Time Management Tips Still Effective
Posted: September 23, 2015
Can you believe it? We’re almost done with the 3rd Quarter! We made it through the heat of the summer; the new school is open; and for many of us, our fall activities are in full swing.
So what’s next? Do we put it on cruise control and coast from now until Christmas? Or do we push pause to get a breather? Or maybe choose what’s behind Door #3, and see what else we can get into during the last three months of the year?
One approach might be to ask yourself this question: What did you want to do this year that you haven’t gotten done yet? Maybe there’s something you can still do about it. You’ve still got time.
For me, I can think of lots of things that I haven’t gotten to. My problem is which ones to try and focus on. Not one to sit around much, I tend to have a bunch of balls in the air at any one time. Some are too big to tackle just yet. Others are smaller, but still pretty interesting to me.
So I keep juggling. Some days I feel like I might just figure out this multi-tasking thing. If I could just be a mom for a little while, I’m sure I could get it. Being Daddy to an almost five-year-old just about gets me there some days.
Still, I’ve been learning that it’s one thing to have a list; it’s another thing getting through it. More often than not, I’ll scratch off several things, add a few more, and have to write: “Continued tomorrow.”
I probably could have several lists, if I were trying to keep things separate, but I’ve learned that would just be more stuff to manage. So my list just has a couple critical things on it, across all genres of things to do.
After all these years, I still like the Steven Covey approach from 7 Habits of Highly Effective People (I’m still working on the highly effective part). If you’ve never seen it, it’s worth your time to take a look at it. If you have, you might recall he designed a rectangular time management grid where you place tasks according to the level of urgency and importance. There are four boxes:
I. Urgent and Important (Crises)
II. Not Urgent but Important (Prevention)
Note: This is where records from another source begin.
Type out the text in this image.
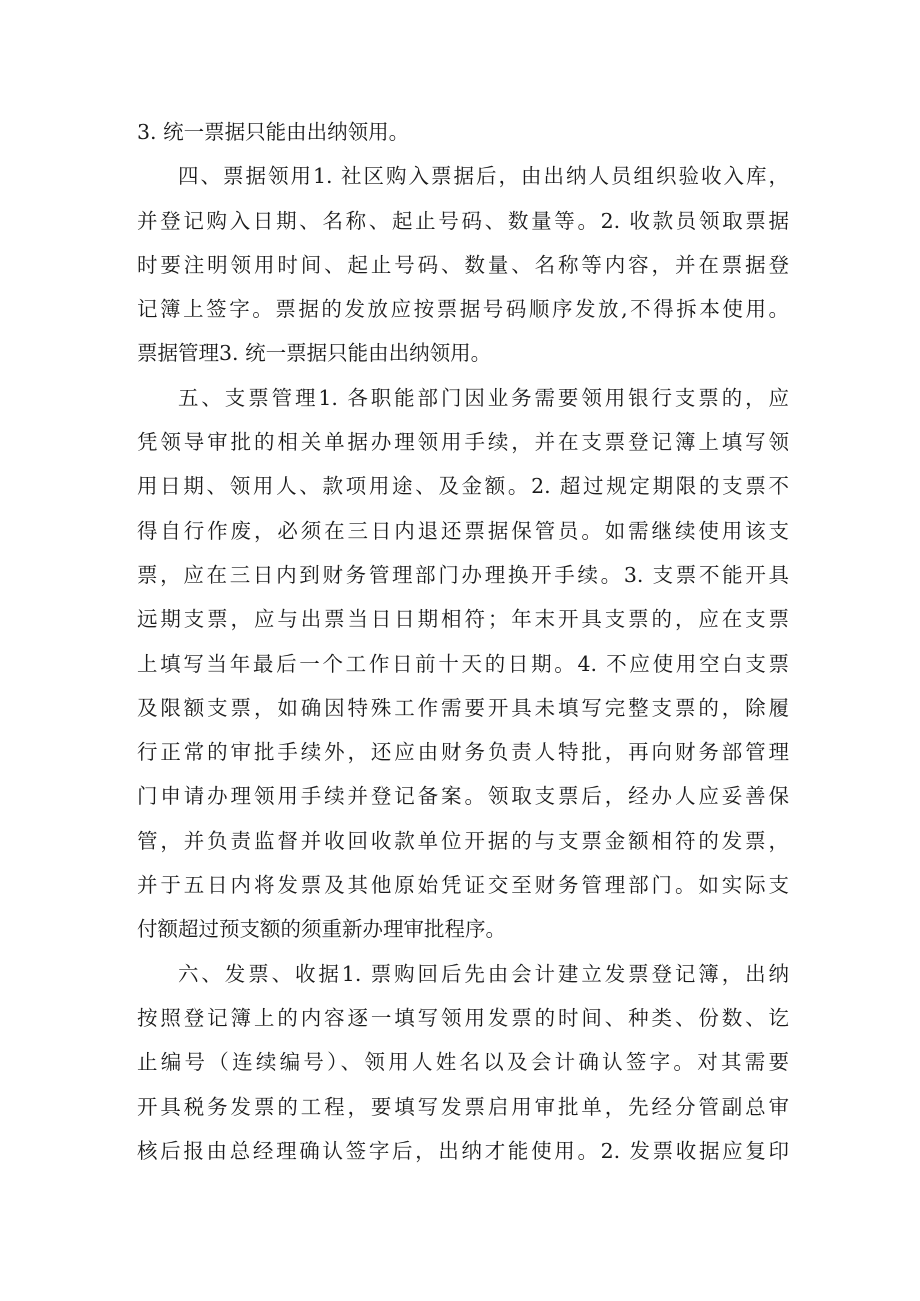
3. 统一票据只能由出纳领用。
四、票据领用1. 社区购入票据后，由出纳人员组织验收入库，
并登记购入日期、名称、起止号码、数量等。2. 收款员领取票据
时要注明领用时间、起止号码、数量、名称等内容，并在票据登
记簿上签字。票据的发放应按票据号码顺序发放,不得拆本使用。
票据管理3. 统一票据只能由出纳领用。
五、支票管理1. 各职能部门因业务需要领用银行支票的，应
凭领导审批的相关单据办理领用手续，并在支票登记簿上填写领
用日期、领用人、款项用途、及金额。2. 超过规定期限的支票不
得自行作废，必须在三日内退还票据保管员。如需继续使用该支
票，应在三日内到财务管理部门办理换开手续。3. 支票不能开具
远期支票，应与出票当日日期相符；年末开具支票的，应在支票
上填写当年最后一个工作日前十天的日期。4. 不应使用空白支票
及限额支票，如确因特殊工作需要开具未填写完整支票的，除履
行正常的审批手续外，还应由财务负责人特批，再向财务部管理
门申请办理领用手续并登记备案。领取支票后，经办人应妥善保
管，并负责监督并收回收款单位开据的与支票金额相符的发票，
并于五日内将发票及其他原始凭证交至财务管理部门。如实际支
付额超过预支额的须重新办理审批程序。
六、发票、收据1. 票购回后先由会计建立发票登记簿，出纳
按照登记簿上的内容逐一填写领用发票的时间、种类、份数、讫
止编号（连续编号）、领用人姓名以及会计确认签字。对其需要
开具税务发票的工程，要填写发票启用审批单，先经分管副总审
核后报由总经理确认签字后，出纳才能使用。2. 发票收据应复印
III. Urgent but NOT Important (Interruptions)
IV. NOT Urgent and NOT Important (Trivia and Busywork)
The main idea is that we spend too much time down in grids III and IV. The interruptions in grid III are hard to stop, but we need a strategy to try and minimize them.
Maybe we don’t have to answer every call, text, or message right away. Perhaps we can set aside some dedicated time for getting back to people. I know, it’s hard not to pick up that phone the second it chirps. But if we could just wait until we finish the thing we’re doing, we’ll be able to finish the thing we’re doing.
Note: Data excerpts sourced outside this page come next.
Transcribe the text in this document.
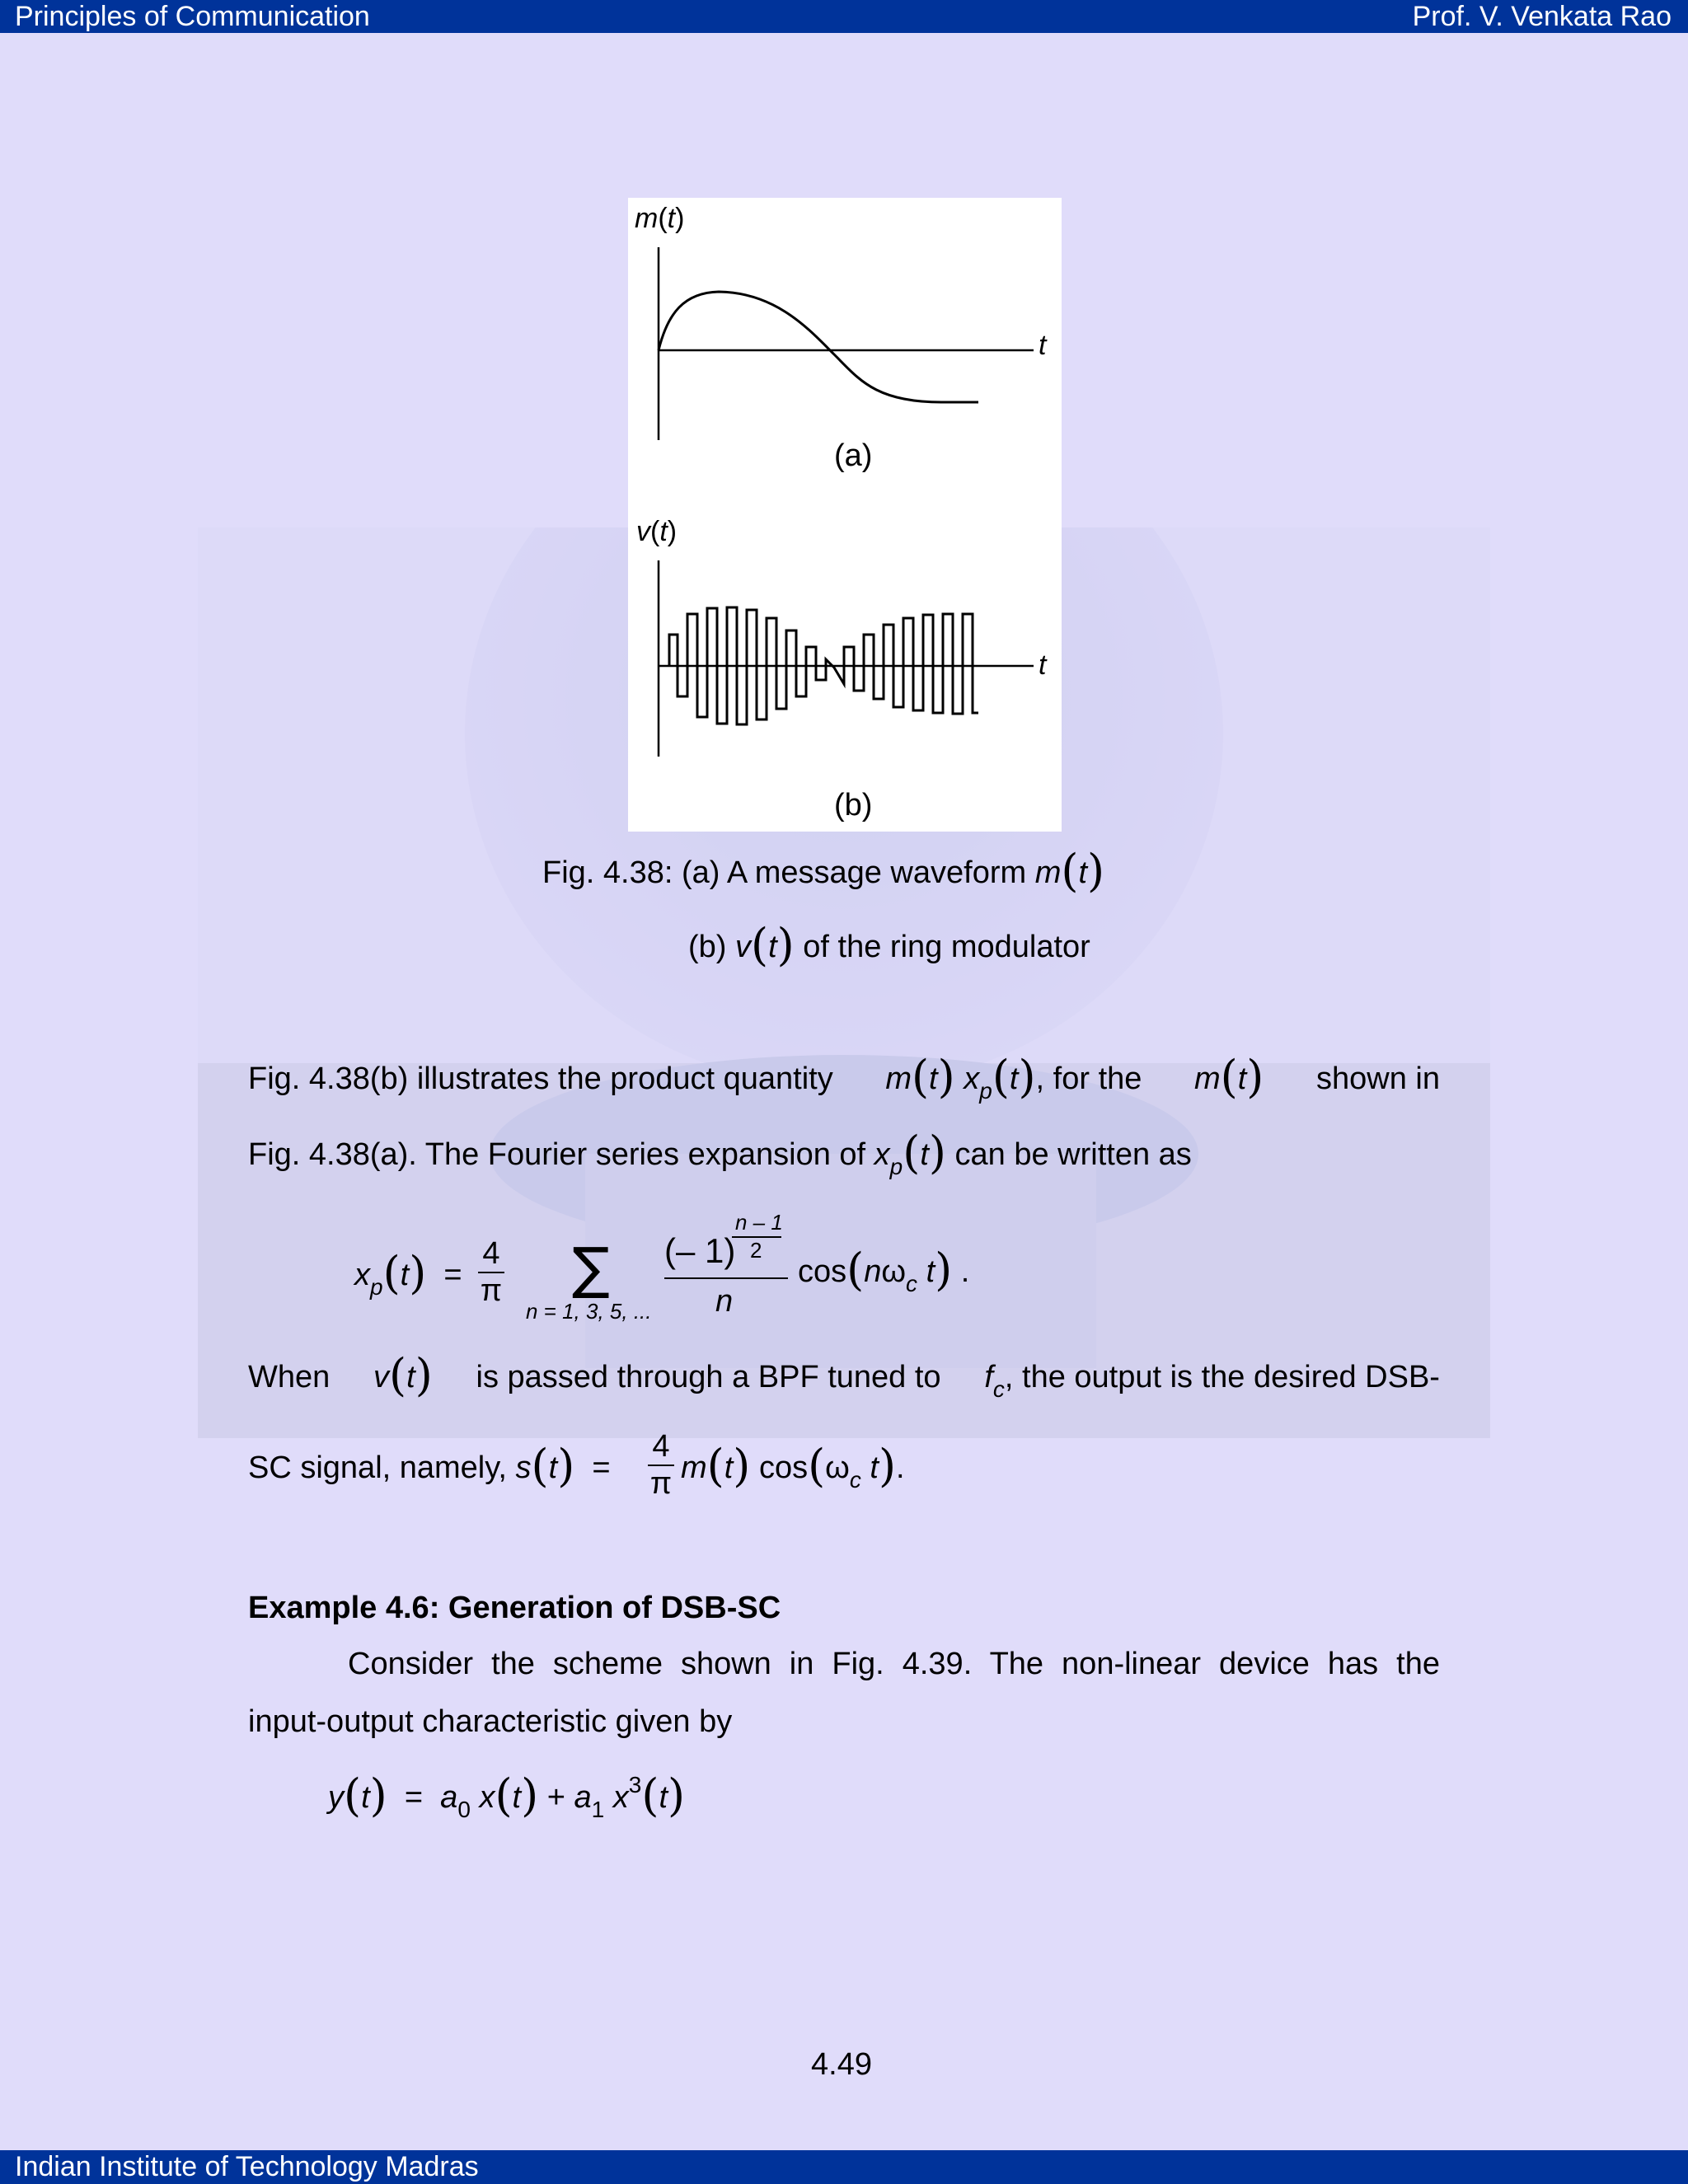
Principles of Communication	Prof. V. Venkata Rao
m(t)
t
(a)
v(t)
t
(b)
Fig. 4.38: (a) A message waveform m(t)
(b) v(t) of the ring modulator
Fig. 4.38(b) illustrates the product quantity m(t) $x_p(t)$, for the m(t) shown in
Fig. 4.38(a). The Fourier series expansion of $x_p(t)$ can be written as
$x_p(t) = \frac{4}{\pi}$ ∑
n = 1, 3, 5, ...
n – 1
2
(– 1)
n
$\cos(n\omega_c$ t) .
When v(t) is passed through a BPF tuned to $f_c$, the output is the desired DSB-
SC signal, namely, $s(t) = \frac{4}{\pi} m(t)$ $\cos(\omega_c$ t).
Example 4.6: Generation of DSB-SC
Consider the scheme shown in Fig. 4.39. The non-linear device has the
input-output characteristic given by
$y(t) = a_0$ $x(t) + a_1$ $x^3(t)$
4.49
Indian Institute of Technology Madras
The other time killer is in grid IV (trivia and busywork), and is really something we do to ourselves. Covey says we use these things for downtime, escape, or even to avoid doing something we don’t want to do. Either way, when we’re in grid IV, we’re basically just wasting time.
According to Covey, we need to spend most of our time in grids I and II, where we’re doing things that are important and critical, like deadlines, or putting out real fires. The other area is important too, but now you’re working ahead a little bit, like doing some planning, or taking some action steps toward a goal.
If we do need some down time (and we all do), Covey recommends that we plan for it, building some exercise or recreation into our schedule. But it will be planned, coming out of your time budget, as it were.
For me, I’m learning to do the critical stuff first. You know, things that have to be done today, like this article. Then I’ll spend a little time I have left for some planning for this upcoming project.
Later, I’ll teach some classes, do some training, and so on. Some homework tonight, for a class I’m taking. Some interviews for another article I’m writing. Some remodeling, get ready for belt rank testing. Wait, how does that grid go again?